Media: improve public sector, or control private sector?

INteresting piece from Colum Kenny in which he considers the possible reasons for the late arrival of the Republic’s overdue legislation on the media. He hints at an internal struggle within the cabinet over the degree of media control that might reside with a future statutary body: with McDowell looking for less and his colleagues apparently looking for more. One reader wrote in response to the Slugger debate started here that, the Minister’s focus on improving the quality of public broadcasting is for the very good reason that “RTE is in receipt of public monies and has legal obligations of impartiality and objectivity. The rest of the media funds its own way – it has no such legal obligation to be impartial or objective. As long as they stay within the laws of incitement, sedition and contempt of court, they are free (and should remain free) to say what they want”.

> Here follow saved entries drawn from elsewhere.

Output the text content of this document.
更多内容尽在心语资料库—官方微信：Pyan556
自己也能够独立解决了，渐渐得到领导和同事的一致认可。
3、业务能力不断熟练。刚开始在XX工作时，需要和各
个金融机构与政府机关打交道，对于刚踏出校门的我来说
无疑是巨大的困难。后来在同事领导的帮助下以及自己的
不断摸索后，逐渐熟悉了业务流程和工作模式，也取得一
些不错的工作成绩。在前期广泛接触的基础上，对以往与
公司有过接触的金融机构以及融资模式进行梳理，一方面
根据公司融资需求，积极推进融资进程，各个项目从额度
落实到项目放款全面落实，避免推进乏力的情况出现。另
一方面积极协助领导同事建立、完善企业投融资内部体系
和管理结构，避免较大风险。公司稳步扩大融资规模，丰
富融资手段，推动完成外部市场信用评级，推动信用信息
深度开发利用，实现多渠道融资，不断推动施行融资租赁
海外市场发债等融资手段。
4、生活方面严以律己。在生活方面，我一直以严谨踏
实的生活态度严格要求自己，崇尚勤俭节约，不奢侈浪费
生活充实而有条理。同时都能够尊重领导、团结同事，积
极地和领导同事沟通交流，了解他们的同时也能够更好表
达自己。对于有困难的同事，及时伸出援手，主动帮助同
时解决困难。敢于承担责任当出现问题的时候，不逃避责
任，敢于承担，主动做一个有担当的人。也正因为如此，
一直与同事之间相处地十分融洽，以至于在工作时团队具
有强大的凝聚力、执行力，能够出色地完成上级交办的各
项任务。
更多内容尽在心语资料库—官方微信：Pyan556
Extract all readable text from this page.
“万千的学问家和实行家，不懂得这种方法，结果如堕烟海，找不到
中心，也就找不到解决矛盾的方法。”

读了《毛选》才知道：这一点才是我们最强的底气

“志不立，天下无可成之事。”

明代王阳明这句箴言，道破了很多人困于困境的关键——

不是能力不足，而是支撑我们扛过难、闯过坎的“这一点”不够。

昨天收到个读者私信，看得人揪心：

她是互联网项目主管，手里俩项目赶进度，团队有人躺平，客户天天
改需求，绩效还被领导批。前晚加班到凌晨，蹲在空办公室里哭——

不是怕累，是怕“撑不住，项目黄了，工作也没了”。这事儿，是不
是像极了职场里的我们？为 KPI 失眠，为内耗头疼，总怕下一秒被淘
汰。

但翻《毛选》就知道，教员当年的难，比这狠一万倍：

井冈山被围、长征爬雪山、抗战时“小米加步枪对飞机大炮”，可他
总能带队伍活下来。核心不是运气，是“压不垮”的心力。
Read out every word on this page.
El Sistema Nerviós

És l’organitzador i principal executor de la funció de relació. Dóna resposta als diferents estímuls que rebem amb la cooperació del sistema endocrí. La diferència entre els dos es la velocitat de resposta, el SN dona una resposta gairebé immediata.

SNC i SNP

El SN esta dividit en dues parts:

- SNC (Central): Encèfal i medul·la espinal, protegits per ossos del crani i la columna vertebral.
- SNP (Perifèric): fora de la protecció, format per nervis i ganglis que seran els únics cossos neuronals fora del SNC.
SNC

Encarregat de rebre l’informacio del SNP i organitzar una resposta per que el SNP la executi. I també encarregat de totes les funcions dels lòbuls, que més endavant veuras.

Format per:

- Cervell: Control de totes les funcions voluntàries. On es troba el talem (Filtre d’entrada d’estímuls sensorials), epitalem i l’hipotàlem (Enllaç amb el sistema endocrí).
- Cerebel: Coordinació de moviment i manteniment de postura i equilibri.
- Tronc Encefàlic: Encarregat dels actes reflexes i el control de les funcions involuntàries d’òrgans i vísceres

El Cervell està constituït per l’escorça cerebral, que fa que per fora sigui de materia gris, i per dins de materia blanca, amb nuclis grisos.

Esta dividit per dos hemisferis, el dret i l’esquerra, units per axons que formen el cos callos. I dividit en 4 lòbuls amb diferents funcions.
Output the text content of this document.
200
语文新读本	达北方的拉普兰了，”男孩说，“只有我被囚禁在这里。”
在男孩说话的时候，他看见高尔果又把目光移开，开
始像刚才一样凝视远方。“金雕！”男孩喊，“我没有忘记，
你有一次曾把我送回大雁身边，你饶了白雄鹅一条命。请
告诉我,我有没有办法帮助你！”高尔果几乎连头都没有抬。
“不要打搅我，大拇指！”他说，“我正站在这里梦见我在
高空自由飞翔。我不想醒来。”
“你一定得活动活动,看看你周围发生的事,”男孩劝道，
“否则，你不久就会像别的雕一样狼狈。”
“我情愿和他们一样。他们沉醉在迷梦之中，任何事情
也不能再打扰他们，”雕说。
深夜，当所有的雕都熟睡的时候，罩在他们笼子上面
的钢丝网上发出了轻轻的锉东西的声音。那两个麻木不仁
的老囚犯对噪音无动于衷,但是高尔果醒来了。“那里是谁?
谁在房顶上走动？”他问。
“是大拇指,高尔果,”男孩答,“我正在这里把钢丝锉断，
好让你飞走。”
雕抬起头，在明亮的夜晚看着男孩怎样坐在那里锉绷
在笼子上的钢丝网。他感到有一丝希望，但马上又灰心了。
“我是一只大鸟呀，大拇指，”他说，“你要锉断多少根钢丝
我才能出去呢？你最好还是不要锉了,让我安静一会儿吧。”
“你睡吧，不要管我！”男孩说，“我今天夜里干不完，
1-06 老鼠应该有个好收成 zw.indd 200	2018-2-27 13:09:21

In contrast, Vincent Browne’s consistent approach to the ‘irresponsible media problem’ puts a premium on control putting a limit on the degree to which private players in the media market can establish single or complex monopolies and thus taking hold of the Republic’s wider political discourse:

There clearly is no disposition to do anything about the concentration of media ownership, in part, one suspects, because of fear what the corporate media barons would do in retaliation. He argued that the public service media should not take its cue from the private media and should be critical of the private media. But how does this fit with an objection to the public service media seeking to establish an independent agenda, seeking to ask different questions, seeking to shape the democratic debate outside the parameters decided by the private corporate media? He hints public service media should conform to the agenda set by politicians themselves. But he has already conceded that politicians do not set the agenda, it is the private media.